Hyperextensible, hypermobile joints

Propensity for spontaneous joint dislocations/subluxations

Workup in Ehlers-Danlos syndrome

The following laboratory studies may be indicated in patients diagnosed with EDS:

Diagnosis of the vascular-type EDS (type IV), arthrochalasia-type EDS (types VIIA and VIIB), and dermatosparaxis-type EDS (type VIIC) requires a skin biopsy; biochemical studies performed on cultured skin fibroblasts can detect alterations in collagen molecules

Molecular (DNA-based) testing is available for the vascular, arthrochalasia, and dermatosparaxis types

Kyphoscoliosis-type EDS (type VI) can be identified by urine enzyme assay

The remaining types of EDS—classical-type EDS and hypermobility-type EDS—are diagnosed through clinical examination.

Management

Recommend low-resistance exercise for patients with EDS to help increase muscle tone and stabilize loose joints.
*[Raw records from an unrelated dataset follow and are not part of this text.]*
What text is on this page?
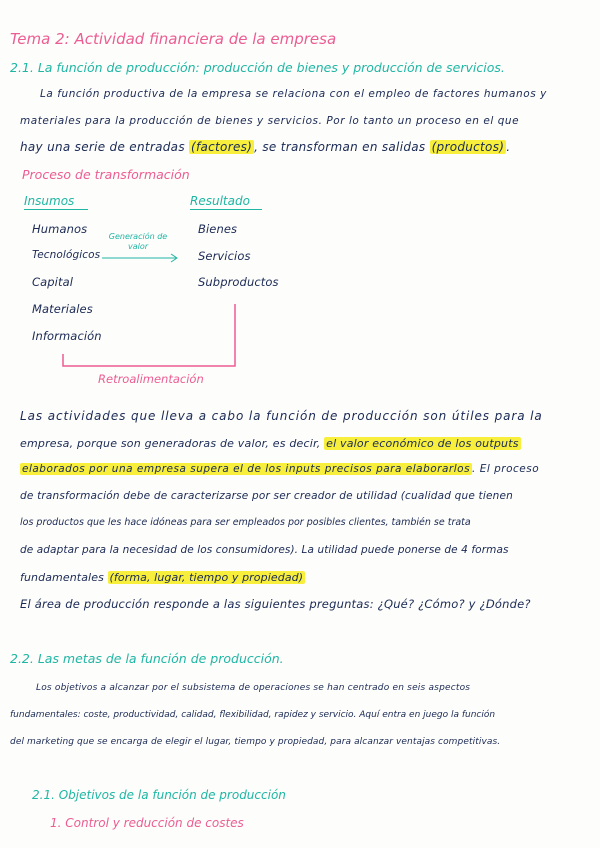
Tema 2: Actividad financiera de la empresa
2.1. La función de producción: producción de bienes y producción de servicios.
La función productiva de la empresa se relaciona con el empleo de factores humanos y
materiales para la producción de bienes y servicios. Por lo tanto un proceso en el que
hay una serie de entradas (factores) , se transforman en salidas (productos) .
Proceso de transformación
Insumos	Resultado
Humanos
Tecnológicos
Capital
Materiales
Información
Generación de valor
Bienes
Servicios
Subproductos
Retroalimentación
Las actividades que lleva a cabo la función de producción son útiles para la
empresa, porque son generadoras de valor, es decir, el valor económico de los outputs
elaborados por una empresa supera el de los inputs precisos para elaborarlos . El proceso
de transformación debe de caracterizarse por ser creador de utilidad (cualidad que tienen
los productos que les hace idóneas para ser empleados por posibles clientes, también se trata
de adaptar para la necesidad de los consumidores). La utilidad puede ponerse de 4 formas
fundamentales (forma, lugar, tiempo y propiedad)
El área de producción responde a las siguientes preguntas: ¿Qué? ¿Cómo? y ¿Dónde?
2.2. Las metas de la función de producción.
Los objetivos a alcanzar por el subsistema de operaciones se han centrado en seis aspectos
fundamentales: coste, productividad, calidad, flexibilidad, rapidez y servicio. Aquí entra en juego la función
del marketing que se encarga de elegir el lugar, tiempo y propiedad, para alcanzar ventajas competitivas.
2.1. Objetivos de la función de producción
1. Control y reducción de costes
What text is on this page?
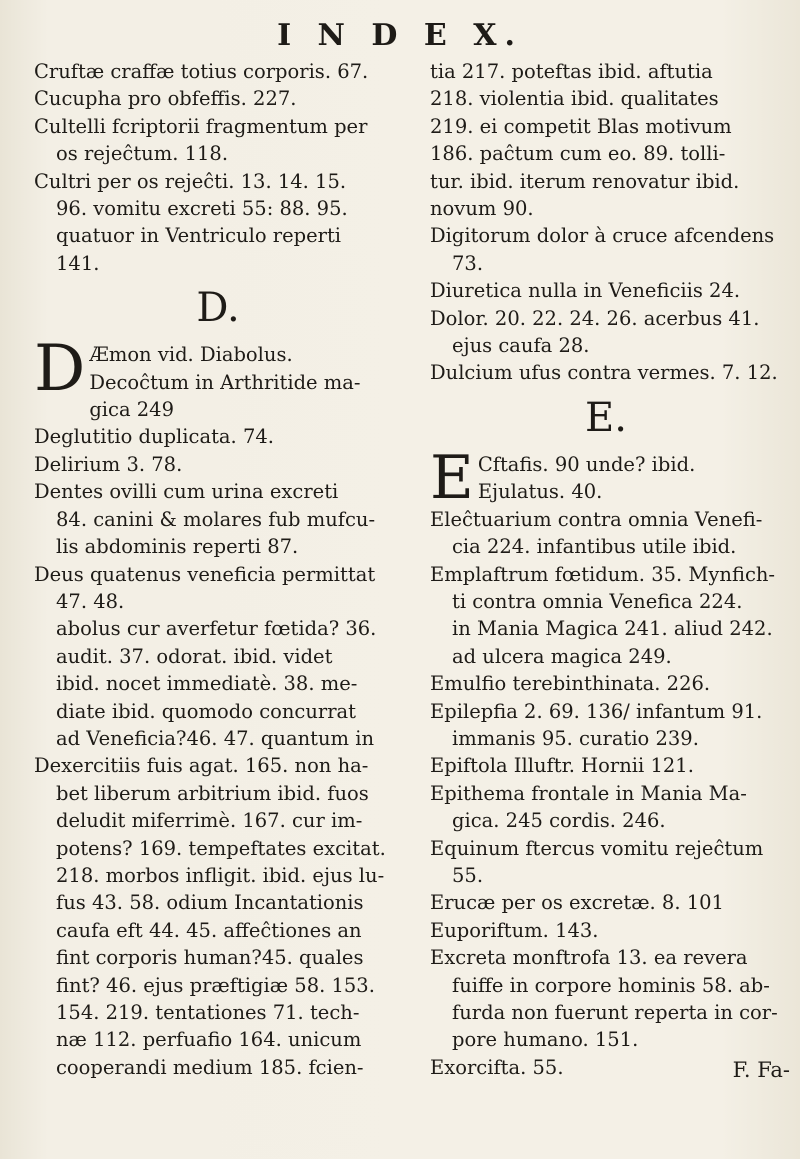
I N D E X.

Cruftæ craffæ totius corporis. 67.

Cucupha pro obfeffis. 227.

Cultelli fcriptorii fragmentum per

os rejeĉtum. 118.

Cultri per os rejeĉti. 13. 14. 15.

96. vomitu excreti 55: 88. 95.

quatuor in Ventriculo reperti

141.

D.
D Æmon vid. Diabolus.

Decoĉtum in Arthritide ma-

gica 249

Deglutitio duplicata. 74.

Delirium 3. 78.

Dentes ovilli cum urina excreti

84. canini & molares fub mufcu-

lis abdominis reperti 87.

Deus quatenus veneficia permittat

47. 48.

abolus cur averfetur fœtida? 36.

audit. 37. odorat. ibid. videt

ibid. nocet immediatè. 38. me-

diate ibid. quomodo concurrat

ad Veneficia?46. 47. quantum in

Dexercitiis fuis agat. 165. non ha-

bet liberum arbitrium ibid. fuos

deludit miferrimè. 167. cur im-

potens? 169. tempeftates excitat.

218. morbos infligit. ibid. ejus lu-

fus 43. 58. odium Incantationis

caufa eft 44. 45. affeĉtiones an

fint corporis human?45. quales

fint? 46. ejus præftigiæ 58. 153.

154. 219. tentationes 71. tech-

næ 112. perfuafio 164. unicum

cooperandi medium 185. fcien-

tia 217. poteftas ibid. aftutia

218. violentia ibid. qualitates

219. ei competit Blas motivum

186. paĉtum cum eo. 89. tolli-

tur. ibid. iterum renovatur ibid.

novum 90.

Digitorum dolor à cruce afcendens

73.

Diuretica nulla in Veneficiis 24.

Dolor. 20. 22. 24. 26. acerbus 41.

ejus caufa 28.

Dulcium ufus contra vermes. 7. 12.

E.
E Cftafis. 90 unde? ibid.

Ejulatus. 40.

Eleĉtuarium contra omnia Venefi-

cia 224. infantibus utile ibid.

Emplaftrum fœtidum. 35. Mynfich-

ti contra omnia Venefica 224.

in Mania Magica 241. aliud 242.

ad ulcera magica 249.

Emulfio terebinthinata. 226.

Epilepfia 2. 69. 136/ infantum 91.

immanis 95. curatio 239.

Epiftola Illuftr. Hornii 121.

Epithema frontale in Mania Ma-

gica. 245 cordis. 246.

Equinum ftercus vomitu rejeĉtum

55.

Erucæ per os excretæ. 8. 101

Euporiftum. 143.

Excreta monftrofa 13. ea revera

fuiffe in corpore hominis 58. ab-

furda non fuerunt reperta in cor-

pore humano. 151.

Exorcifta. 55.	F. Fa-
Physical therapy guided by a therapist who is experienced in working with patients with connective-tissue abnormalities and joint dysfunction can be very helpful in the management of long-term health.

Instruct patients with EDS to avoid excessive or repetitive heavy lifting and other movements that produce undue strain or stress on their already hypermobile joints (eg, finger hyperextension that occurs with pushing off of a wall with the palms of the hands).
Advise patients to minimize joint trauma by avoiding joint hyperextension or joint locking.

Surgery may be indicated to correct fractures and stabilize dislocated joints. Preferential use of staples or tape (rather than stitches) for wound closure should be strongly considered.

Comprehensive, accurate genetic counseling is one of the most critical issues in the treatment of patients with EDS. Provide the family with detailed information regarding EDS’s inheritance pattern and recurrence risks, as well as identification of at-risk family members. Screen pertinent individuals in the family for subtle signs and symptoms of the condition, regardless of whether signs or symptoms are suggested by family history.